Crucially, Dame Angiolini notes that “[t]here is also concern that assumptions made about someone may lead to the denial of medical care. Experienced officers may believe they know when someone is faking an illness, but such assumptions can prove fatal.” She refers to the death of CA, where “[o]fficers laughed and joked whilst he lay dying on the floor of the custody suite. They reported that he was faking. He died after being left unconscious face down on the floor for 11 minutes.”
In his concluding remarks, the coroner said that he was surprised the officers did not automatically think about the distance to the hospital when assessing whether to take Mr Taylor there in the car. Regarding their monitoring of Mr Taylor’s respiratory problems, the coroner said that for some of the officers in this case, it was not a matter of lack of training but a lack of application of their training. In addition, HM Coroner described it as “dismaying” that the Met Police had done nothing for the last three years to address the conduct of the officer who had dismissed Mr Taylor’s pleas for help as “nonsense”. The coroner has now referred this officer to the IOPC for further investigation of his conduct.

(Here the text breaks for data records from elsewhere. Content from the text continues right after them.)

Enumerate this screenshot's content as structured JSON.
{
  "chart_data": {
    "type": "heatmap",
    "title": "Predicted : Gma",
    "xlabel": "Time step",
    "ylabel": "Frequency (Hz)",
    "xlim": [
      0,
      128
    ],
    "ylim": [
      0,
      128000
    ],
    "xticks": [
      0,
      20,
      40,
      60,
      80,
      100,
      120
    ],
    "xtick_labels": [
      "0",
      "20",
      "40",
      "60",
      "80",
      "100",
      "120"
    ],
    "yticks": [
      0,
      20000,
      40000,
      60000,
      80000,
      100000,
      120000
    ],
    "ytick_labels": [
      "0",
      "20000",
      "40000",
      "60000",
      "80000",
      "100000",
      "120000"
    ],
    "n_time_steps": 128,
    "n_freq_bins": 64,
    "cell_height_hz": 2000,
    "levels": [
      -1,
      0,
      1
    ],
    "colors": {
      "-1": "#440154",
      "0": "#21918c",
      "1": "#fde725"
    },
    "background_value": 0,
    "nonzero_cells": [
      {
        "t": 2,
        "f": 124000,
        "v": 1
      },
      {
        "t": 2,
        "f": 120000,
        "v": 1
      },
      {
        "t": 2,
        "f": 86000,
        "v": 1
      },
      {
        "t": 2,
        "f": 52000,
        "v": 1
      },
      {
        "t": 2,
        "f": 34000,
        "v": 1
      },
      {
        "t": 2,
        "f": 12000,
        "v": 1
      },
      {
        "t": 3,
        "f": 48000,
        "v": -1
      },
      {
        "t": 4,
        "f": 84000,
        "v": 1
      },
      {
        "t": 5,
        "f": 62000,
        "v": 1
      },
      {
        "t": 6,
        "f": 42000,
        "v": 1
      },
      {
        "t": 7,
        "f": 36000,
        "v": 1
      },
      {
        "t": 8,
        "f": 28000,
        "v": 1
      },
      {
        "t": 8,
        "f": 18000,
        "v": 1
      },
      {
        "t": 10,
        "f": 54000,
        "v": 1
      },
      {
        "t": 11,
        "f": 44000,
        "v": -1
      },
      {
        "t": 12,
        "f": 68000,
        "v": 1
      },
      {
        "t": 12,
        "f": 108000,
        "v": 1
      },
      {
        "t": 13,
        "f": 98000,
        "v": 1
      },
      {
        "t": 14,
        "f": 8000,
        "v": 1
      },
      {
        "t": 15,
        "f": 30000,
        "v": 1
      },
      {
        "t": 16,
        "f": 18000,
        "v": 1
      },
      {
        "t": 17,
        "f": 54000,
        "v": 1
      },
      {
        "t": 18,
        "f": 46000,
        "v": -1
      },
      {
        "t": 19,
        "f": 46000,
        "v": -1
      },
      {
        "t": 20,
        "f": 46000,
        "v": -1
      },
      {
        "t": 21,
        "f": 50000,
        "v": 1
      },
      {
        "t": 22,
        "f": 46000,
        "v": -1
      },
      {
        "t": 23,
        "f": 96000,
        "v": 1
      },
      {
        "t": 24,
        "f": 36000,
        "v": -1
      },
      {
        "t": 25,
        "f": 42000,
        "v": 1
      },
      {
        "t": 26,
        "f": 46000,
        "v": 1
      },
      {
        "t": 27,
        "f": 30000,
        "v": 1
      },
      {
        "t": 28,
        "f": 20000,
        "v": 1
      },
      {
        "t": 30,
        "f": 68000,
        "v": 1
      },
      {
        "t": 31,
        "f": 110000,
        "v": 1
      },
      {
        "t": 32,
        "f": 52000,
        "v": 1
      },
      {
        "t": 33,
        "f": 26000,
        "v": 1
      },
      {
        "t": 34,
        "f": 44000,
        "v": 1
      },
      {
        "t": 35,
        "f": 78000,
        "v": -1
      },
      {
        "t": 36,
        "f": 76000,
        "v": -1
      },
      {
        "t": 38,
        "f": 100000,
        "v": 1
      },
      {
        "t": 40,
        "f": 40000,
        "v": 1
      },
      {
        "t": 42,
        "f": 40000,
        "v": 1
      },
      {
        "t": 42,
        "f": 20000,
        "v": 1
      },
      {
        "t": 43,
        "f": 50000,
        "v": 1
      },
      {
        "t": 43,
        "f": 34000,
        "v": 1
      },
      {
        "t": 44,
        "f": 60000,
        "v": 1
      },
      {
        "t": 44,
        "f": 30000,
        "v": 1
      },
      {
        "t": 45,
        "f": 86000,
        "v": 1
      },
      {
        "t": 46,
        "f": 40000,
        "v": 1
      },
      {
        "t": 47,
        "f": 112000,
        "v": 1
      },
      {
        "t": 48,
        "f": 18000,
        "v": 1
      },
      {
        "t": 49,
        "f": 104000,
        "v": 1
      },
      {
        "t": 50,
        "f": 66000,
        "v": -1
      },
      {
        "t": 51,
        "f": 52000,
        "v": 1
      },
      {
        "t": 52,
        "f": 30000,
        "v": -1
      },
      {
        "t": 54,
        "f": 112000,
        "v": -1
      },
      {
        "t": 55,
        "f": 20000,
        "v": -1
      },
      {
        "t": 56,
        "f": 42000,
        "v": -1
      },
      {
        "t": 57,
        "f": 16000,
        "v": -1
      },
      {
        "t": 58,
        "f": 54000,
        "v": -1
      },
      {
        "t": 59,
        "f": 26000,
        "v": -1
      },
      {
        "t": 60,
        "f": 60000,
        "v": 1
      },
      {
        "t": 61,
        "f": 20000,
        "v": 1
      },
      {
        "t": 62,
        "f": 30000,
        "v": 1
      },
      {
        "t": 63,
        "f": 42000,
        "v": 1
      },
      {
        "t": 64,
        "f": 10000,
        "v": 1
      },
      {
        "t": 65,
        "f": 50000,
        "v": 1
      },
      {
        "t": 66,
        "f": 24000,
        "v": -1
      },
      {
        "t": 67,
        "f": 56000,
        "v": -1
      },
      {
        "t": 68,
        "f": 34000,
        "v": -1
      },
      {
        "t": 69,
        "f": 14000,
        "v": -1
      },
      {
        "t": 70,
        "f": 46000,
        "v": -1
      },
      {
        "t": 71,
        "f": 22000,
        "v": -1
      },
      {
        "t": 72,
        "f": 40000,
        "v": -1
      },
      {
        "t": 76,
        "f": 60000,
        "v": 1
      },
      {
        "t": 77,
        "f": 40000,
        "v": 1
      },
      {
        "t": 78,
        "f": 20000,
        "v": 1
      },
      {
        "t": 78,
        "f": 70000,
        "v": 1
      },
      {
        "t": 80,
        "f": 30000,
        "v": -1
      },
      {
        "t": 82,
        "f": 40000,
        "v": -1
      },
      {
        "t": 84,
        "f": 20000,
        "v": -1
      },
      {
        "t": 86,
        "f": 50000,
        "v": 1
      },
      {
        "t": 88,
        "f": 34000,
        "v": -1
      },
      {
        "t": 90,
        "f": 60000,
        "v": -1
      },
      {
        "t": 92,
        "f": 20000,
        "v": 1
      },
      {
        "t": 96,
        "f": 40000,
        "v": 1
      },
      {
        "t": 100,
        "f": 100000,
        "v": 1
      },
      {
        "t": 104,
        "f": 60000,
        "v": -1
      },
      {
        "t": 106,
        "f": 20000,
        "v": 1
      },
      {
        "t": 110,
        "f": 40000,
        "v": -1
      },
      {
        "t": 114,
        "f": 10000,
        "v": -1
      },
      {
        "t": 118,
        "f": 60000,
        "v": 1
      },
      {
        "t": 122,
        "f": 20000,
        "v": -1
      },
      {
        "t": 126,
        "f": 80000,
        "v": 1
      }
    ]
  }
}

Legal team: Courtney Smith acted for Mr Taylor’s aunt, Ms Pauline Taylor and the wider Taylor family. They were represented at the inquest by Daniel Grutters, of One Pump Court Chambers.
Mr Taylor’s Aunt, Pauline Taylor, said:
“‘I need my inhaler…I can’t breathe…I’m dying.’ These were the last pleading words of my nephew. He died on the street begging for help, not from just one, but seven police officers who casually dismissed his pleas and even went so far as to laugh and mock him. What more could he have said in those moments to solicit help and simple humane compassion from those who are sworn to serve and protect. What has been learnt? One officer said that he would do exactly the same given the same set of circumstances…May God help us! Our family is broken, our pain wakes us each morning and steals into our dreams at night, but in trying to heal we recognise that the disclosures relating to Ian’s untimely and cruel death can be used as a tool to bring about better training, effective practice and holistic awareness and challenge the ugly existence of unbiased racism.”
Supervising solicitor Courtney Smith said:
“If only the Metropolitan Police would have taken the words of Ian Taylor seriously, it might have prevented his death. He repeatedly told numerous police officers that he could not breathe and that he was dying but his cries for help were dismissed as ‘nonsense’. They did not follow their training, which would have allowed them to take him directly to hospital in a police car, to access the medical care that he so desperately needed. Instead, they left him fighting for his life on the ground, kept him handcuffed and failed to even offer him a sip of water in the 34 degree heat. Stark comparisons can be drawn from the behaviours identified through the Angiolini Review and the conduct of Met Police officers towards Mr Taylor on 29 June 2019, resulting in devastating consequences for Mr Taylor and his family.”